$(\mathbb{Z}/18\mathbb{Z})/(6\mathbb{Z}/18\mathbb{Z})\cong\mathbb{Z}/6\mathbb{Z}$ Proof

Question

Use the homomorphism theorem or the first or/and second isomorphism theorems to show that $(\mathbb{Z}/18\mathbb{Z})/(6\mathbb{Z}/18\mathbb{Z})\cong\mathbb{Z}/6\mathbb{Z}$.

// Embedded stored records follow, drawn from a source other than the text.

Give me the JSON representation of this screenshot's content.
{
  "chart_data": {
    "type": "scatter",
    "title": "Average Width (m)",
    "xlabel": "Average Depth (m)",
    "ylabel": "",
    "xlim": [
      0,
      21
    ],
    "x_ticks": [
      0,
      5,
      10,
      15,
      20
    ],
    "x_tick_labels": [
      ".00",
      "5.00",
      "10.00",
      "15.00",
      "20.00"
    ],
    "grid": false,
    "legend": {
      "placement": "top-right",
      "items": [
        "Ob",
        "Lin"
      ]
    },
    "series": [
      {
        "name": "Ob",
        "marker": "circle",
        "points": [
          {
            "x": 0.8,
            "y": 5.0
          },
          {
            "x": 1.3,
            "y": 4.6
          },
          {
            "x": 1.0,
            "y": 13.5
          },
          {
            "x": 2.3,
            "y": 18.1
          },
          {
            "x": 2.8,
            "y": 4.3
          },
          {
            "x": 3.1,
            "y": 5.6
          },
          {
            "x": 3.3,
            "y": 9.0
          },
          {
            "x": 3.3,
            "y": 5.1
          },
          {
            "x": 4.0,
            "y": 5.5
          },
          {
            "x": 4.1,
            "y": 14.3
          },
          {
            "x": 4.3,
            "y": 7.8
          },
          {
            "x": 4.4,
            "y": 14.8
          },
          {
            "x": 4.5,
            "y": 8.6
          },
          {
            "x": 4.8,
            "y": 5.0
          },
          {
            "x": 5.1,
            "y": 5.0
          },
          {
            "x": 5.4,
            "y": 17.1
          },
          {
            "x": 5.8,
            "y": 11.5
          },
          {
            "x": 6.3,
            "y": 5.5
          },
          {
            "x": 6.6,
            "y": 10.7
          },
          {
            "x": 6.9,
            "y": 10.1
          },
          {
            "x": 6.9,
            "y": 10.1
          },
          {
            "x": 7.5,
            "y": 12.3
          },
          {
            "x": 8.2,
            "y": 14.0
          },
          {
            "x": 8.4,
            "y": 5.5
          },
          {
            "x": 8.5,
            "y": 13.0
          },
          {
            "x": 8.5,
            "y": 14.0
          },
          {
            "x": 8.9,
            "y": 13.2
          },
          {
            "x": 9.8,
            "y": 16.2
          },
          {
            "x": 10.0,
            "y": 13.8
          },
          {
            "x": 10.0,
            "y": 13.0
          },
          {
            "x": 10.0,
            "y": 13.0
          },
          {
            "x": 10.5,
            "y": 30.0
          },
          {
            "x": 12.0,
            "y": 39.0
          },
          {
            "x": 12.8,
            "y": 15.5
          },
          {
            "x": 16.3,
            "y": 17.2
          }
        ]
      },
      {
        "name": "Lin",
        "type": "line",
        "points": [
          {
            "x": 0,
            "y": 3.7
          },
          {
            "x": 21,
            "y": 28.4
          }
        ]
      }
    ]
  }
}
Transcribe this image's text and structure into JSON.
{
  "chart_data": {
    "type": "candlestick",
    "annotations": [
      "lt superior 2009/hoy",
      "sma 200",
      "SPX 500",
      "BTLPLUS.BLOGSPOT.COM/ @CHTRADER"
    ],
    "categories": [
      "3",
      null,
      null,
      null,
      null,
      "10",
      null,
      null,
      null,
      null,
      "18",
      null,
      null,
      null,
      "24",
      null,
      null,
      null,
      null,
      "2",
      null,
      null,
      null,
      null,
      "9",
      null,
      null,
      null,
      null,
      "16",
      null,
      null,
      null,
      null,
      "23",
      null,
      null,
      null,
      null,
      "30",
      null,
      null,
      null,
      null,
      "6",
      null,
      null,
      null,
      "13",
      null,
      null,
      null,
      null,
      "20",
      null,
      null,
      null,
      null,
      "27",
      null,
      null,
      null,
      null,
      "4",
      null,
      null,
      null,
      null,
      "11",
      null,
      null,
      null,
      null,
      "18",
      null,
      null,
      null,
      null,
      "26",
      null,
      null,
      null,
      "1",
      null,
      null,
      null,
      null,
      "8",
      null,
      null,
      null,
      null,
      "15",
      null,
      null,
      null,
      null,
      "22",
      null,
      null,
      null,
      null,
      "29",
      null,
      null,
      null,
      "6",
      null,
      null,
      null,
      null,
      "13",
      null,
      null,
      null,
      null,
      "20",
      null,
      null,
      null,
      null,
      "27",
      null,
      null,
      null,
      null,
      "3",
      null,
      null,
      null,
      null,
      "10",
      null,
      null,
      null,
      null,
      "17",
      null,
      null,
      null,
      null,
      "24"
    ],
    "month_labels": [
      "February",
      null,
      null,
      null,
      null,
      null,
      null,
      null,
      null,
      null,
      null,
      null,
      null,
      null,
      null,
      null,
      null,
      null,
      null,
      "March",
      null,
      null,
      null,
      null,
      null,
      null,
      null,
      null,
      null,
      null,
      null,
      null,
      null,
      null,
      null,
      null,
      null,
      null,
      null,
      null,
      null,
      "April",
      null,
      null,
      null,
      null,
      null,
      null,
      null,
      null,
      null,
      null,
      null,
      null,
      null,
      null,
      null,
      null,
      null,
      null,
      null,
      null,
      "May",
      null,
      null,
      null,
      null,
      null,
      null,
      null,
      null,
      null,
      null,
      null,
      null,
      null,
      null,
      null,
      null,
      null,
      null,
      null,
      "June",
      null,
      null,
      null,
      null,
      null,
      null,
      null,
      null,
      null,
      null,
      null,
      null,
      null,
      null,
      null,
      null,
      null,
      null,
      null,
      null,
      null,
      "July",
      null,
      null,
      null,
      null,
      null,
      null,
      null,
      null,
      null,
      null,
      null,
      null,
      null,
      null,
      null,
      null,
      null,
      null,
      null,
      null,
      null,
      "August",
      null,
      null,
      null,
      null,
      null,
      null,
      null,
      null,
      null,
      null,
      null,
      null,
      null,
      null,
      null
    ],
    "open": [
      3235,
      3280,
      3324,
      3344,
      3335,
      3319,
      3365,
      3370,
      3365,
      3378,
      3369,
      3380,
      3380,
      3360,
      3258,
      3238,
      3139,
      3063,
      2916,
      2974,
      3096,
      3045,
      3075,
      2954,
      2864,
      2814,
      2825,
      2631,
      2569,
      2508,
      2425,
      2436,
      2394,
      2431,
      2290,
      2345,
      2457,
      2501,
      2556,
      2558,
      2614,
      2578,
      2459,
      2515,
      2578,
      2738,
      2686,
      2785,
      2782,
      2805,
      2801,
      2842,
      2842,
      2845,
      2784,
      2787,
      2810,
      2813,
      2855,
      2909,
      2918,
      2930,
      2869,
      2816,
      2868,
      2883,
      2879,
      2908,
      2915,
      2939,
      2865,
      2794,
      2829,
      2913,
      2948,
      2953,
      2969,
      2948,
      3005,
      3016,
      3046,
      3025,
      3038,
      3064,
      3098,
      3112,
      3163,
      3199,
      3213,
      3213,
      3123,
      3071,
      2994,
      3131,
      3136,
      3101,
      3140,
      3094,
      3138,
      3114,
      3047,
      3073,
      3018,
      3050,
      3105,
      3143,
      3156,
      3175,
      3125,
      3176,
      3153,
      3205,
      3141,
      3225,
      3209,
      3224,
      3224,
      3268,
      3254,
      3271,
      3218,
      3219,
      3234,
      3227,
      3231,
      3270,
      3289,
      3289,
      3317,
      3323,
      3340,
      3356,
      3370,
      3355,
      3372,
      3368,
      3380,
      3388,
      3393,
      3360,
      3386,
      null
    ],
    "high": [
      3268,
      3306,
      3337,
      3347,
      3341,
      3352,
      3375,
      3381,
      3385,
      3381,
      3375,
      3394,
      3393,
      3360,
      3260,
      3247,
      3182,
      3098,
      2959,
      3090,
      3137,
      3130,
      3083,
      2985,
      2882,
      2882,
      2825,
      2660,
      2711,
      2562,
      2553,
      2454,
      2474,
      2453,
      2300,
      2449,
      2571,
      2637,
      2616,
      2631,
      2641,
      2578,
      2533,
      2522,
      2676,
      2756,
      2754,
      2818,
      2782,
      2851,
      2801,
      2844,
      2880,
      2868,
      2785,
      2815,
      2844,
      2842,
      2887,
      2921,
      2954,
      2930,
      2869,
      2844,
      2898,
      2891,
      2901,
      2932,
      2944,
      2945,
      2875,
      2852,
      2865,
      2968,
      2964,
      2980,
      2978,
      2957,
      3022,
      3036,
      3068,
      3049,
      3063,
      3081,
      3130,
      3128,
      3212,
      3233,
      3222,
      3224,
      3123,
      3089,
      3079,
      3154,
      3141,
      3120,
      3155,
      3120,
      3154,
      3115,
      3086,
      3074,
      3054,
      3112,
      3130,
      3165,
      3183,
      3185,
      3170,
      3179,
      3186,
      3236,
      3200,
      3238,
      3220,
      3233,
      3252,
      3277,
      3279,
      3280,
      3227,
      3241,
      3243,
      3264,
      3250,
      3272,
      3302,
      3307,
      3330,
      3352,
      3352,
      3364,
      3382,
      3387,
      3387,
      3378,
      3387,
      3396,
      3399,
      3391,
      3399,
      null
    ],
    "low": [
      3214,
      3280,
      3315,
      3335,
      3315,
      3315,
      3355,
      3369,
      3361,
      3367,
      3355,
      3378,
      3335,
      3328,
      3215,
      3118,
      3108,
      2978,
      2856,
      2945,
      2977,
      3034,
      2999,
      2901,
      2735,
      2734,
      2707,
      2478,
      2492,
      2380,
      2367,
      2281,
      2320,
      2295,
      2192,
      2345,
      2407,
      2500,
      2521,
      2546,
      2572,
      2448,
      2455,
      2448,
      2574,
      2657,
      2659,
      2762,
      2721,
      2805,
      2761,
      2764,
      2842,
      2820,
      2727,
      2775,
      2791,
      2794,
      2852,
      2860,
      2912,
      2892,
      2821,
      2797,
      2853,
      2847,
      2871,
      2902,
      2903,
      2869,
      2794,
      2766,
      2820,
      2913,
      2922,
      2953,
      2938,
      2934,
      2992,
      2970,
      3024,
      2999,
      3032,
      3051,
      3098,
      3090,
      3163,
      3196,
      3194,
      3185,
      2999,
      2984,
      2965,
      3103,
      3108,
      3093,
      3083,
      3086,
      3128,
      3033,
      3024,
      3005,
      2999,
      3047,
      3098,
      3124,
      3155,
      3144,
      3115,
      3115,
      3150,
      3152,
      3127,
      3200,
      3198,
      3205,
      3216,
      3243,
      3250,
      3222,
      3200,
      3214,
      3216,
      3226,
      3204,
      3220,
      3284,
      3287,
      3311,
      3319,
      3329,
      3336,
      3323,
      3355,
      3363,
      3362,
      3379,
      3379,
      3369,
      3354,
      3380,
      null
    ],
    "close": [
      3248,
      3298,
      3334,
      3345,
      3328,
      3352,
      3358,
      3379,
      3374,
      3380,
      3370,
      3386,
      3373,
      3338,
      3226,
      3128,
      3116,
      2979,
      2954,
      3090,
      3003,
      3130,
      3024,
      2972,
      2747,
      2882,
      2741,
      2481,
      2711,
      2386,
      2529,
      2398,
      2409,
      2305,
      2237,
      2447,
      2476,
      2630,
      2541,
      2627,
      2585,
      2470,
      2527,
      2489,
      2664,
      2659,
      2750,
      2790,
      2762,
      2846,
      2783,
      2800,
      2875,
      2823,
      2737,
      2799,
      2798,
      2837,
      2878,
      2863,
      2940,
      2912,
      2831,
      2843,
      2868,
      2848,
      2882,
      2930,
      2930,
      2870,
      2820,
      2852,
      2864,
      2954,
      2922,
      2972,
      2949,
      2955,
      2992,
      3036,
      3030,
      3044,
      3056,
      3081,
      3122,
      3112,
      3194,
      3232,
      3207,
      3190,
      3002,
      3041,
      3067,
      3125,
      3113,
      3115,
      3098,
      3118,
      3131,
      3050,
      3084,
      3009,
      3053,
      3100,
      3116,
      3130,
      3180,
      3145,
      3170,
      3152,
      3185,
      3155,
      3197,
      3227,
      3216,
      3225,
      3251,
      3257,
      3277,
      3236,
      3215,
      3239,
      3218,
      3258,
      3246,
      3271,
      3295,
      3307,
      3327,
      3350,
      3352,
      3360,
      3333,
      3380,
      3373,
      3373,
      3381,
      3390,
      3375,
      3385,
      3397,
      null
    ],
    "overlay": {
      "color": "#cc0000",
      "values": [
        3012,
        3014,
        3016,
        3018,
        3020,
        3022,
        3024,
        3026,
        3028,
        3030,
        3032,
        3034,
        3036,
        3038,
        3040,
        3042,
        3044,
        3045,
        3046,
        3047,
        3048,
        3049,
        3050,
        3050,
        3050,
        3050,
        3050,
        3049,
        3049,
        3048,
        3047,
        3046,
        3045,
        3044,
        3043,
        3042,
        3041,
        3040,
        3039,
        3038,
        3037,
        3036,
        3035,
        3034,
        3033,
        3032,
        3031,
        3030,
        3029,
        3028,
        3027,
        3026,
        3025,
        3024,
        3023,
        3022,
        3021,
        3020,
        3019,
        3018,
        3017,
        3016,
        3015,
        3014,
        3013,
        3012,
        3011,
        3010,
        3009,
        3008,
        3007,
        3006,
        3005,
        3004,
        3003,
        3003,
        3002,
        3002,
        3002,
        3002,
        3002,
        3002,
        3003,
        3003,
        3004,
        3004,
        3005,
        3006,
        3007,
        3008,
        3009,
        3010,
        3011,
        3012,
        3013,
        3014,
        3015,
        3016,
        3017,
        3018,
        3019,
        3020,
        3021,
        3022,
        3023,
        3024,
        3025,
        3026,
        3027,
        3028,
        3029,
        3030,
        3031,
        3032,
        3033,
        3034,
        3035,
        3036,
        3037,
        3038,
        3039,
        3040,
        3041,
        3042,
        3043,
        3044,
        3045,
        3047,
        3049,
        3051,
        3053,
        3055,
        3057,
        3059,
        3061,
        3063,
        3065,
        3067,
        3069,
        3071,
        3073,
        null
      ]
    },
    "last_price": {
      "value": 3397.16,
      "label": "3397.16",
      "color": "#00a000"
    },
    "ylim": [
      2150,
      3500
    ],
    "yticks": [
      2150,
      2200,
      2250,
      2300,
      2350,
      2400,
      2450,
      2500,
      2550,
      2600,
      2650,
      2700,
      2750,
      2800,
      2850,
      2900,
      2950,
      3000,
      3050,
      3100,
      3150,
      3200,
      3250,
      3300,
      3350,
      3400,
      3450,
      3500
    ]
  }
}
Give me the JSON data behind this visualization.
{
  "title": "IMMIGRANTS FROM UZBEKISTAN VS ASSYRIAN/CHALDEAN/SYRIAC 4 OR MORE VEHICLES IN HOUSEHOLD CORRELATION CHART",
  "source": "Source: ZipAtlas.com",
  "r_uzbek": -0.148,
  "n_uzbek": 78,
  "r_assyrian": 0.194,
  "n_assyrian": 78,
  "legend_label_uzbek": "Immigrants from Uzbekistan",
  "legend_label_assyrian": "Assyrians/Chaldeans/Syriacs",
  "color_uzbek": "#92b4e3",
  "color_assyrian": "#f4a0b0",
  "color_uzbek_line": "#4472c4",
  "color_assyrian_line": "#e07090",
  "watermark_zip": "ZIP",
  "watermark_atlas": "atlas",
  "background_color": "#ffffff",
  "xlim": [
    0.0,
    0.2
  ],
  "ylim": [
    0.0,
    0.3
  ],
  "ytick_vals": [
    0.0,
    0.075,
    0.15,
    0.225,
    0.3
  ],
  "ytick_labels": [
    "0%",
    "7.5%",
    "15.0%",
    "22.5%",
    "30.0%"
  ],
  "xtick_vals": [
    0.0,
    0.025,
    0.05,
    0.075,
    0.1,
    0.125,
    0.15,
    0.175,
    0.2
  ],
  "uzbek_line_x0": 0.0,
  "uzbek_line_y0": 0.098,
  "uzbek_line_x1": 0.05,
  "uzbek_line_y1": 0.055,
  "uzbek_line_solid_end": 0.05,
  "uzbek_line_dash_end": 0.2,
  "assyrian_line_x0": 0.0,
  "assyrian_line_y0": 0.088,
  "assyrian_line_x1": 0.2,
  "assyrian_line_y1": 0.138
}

I was wondering if it is necessary to show that $6\mathbb{Z}/18\mathbb{Z}$ is the image of the ideal $6\mathbb{Z}$ ?

Answer 1

Hint:

Consider the map

$$\mathbb{Z}/18 \mathbb{Z} \to \mathbb{Z}/6 \mathbb{Z}: x+18\mathbb{Z} \mapsto x + \mathbb{6}\mathbb{Z}$$

and use the first isomorphism theorem (i.e. check this is well-defined, that the kernel is $6\mathbb{Z}/18\mathbb{Z}$ and that this is a surjection).

Answer 2

Hint:

Prove that the map $\begin{aligned}[t]f\colon \mathbf{Z} /18 \mathbf{Z}&\longrightarrow \mathbf{Z}/6 \mathbf{Z,}\\ n+18 \mathbf{Z}&\longmapsto n+6 \mathbf{Z}\enspace\end{aligned}$ is well-defined and determine its kernel.